The cost of stopping all communication now exacts an inescapably high cost on states. In order to stop the communication of all activists, governments must stop the communication of all citizens, exacting an undeserved penalty on apolitical citizens which cannot help but decrease the government’s legitimacy.
Certainly governments prefer targeted repression: detain only the activist, shut down communication only in Xinjiang. But sometimes you don’t know who the activists are. Sometimes it seems that every citizen is a potential threat. As scholars like Zeynep Tufekci have pointed out, the Internet is a great place to reveal hidden preferences that are not safe to reveal offline. The Internet is also a good place to stay in touch with people who share your preferences while keeping those preferences hidden. A group of friends may not be committed activists, they may mostly talk about soccer or video games, they may seem apolitical, but the network remains as a mobilizing structure, ready to be re-activated and brought from invisible in the digital space to visibility in the street.
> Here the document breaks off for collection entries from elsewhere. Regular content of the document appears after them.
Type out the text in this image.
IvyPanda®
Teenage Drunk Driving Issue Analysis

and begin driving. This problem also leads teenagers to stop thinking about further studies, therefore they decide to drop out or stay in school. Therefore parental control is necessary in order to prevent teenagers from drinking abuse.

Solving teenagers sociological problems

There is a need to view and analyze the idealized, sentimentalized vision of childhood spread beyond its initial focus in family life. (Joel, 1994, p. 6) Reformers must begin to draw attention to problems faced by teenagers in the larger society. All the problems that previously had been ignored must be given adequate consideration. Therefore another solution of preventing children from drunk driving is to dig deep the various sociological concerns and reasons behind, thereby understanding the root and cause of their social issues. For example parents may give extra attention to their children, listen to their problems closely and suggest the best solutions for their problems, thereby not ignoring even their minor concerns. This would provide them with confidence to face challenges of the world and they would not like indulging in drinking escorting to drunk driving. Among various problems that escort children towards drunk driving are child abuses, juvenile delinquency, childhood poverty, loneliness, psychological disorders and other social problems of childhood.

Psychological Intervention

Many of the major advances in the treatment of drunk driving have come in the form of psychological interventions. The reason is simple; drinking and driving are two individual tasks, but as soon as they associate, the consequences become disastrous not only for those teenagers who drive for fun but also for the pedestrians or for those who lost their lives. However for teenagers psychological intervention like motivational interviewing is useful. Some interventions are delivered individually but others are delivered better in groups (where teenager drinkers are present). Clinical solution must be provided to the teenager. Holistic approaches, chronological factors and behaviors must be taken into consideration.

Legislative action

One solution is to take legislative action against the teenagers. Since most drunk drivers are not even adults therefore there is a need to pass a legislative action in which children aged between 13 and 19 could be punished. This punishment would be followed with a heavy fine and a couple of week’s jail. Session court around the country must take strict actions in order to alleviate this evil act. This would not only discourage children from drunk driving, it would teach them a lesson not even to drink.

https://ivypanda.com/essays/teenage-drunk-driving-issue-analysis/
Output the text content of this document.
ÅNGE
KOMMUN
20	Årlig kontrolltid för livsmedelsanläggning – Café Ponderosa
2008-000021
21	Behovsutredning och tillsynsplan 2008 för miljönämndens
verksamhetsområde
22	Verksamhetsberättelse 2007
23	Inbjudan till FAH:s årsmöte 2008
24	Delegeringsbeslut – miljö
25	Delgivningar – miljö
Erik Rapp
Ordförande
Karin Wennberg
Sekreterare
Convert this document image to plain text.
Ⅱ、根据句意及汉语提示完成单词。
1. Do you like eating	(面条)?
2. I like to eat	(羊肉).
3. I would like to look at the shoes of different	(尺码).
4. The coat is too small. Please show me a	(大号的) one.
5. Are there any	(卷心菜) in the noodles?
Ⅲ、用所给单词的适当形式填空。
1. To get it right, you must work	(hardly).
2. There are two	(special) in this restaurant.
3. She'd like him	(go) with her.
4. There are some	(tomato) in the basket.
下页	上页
This is where the threat of the eternal and undispersable crowd comes into play. If the crowd is still invisibly connected and present online, even when it is not visible in the street, how do you attack it? This is a challenge for repressive states. The SCAF (post-Mubarak military council ruling Egypt) probably thought that the revolutionary crowd had dispersed when Mubarak stepped down. Only a few die-hards remained in Tahrir. Yet, as the SCAF consolidated their power, the crowds came back into the streets. They had not dispersed, only disappeared. In their online connection remained the constant capacity to reconstitute the crowd.